Photoluminescent carbon soot particles derived from controlled combustion of camphor for superhydrophobic applications

Abstract

The present perspective presents a novel platform for the synthesis of catalyst free photoluminescent carbon nanoparticles derived from the combustion of camphor in a single step flame process. The soot particles were investigated using Fourier transformation infrared spectroscopy, thermogravimetry, Raman, transmission emission microscopy, X-ray diffraction, UV and photoluminescent spectroscopy. The soot particles exhibited a diamond-like carbon nanostructure, with the presence of hydrophobic functional groups imparting superhydrophobic characteristics.

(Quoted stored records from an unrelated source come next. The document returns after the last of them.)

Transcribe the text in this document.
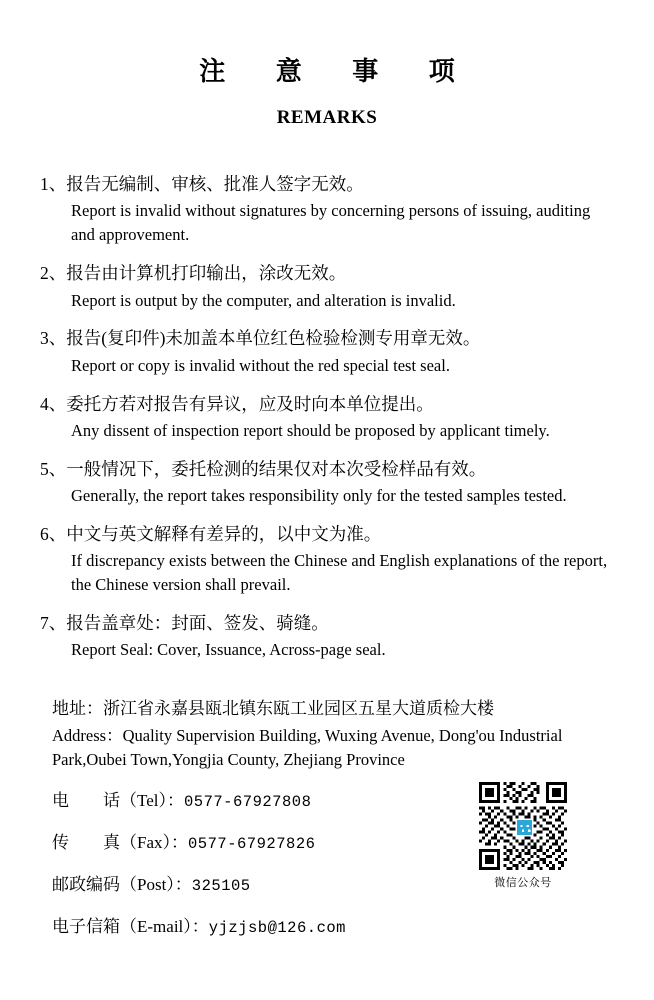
注 意 事 项
REMARKS
1、报告无编制、审核、批准人签字无效。
Report is invalid without signatures by concerning persons of issuing, auditing and approvement.
2、报告由计算机打印输出，涂改无效。
Report is output by the computer, and alteration is invalid.
3、报告(复印件)未加盖本单位红色检验检测专用章无效。
Report or copy is invalid without the red special test seal.
4、委托方若对报告有异议，应及时向本单位提出。
Any dissent of inspection report should be proposed by applicant timely.
5、一般情况下，委托检测的结果仅对本次受检样品有效。
Generally, the report takes responsibility only for the tested samples tested.
6、中文与英文解释有差异的，以中文为准。
If discrepancy exists between the Chinese and English explanations of the report, the Chinese version shall prevail.
7、报告盖章处：封面、签发、骑缝。
Report Seal: Cover, Issuance, Across-page seal.
地址：浙江省永嘉县瓯北镇东瓯工业园区五星大道质检大楼
Address：Quality Supervision Building, Wuxing Avenue, Dong'ou Industrial Park,Oubei Town,Yongjia County, Zhejiang Province
电　　话（Tel）：0577-67927808
传　　真（Fax）：0577-67927826
邮政编码（Post）：325105
电子信箱（E-mail）：yjzjsb@126.com
微信公众号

The camphor soot particles revealed the presence of highly graphitized amorphous carbon, which was confirmed by the appearance of G, D1 D2, D3 and D4 bands in the Raman spectra. Photoluminescence of the soot particles was observed when soot particles were excited at λ_max. A red shift was clearly noted in the UV spectrum of the soot in different solvents. The agglomeration of camphor soot particles was discussed by measuring the fractal dimensions (D_f) of the particles. Combustion of soot particles occurs at 450 °C, approx. 100 °C lower than that of graphene. In-depth investigations suggest the use of these photoluminescent camphor soot particles for superhydrophobic coating applications.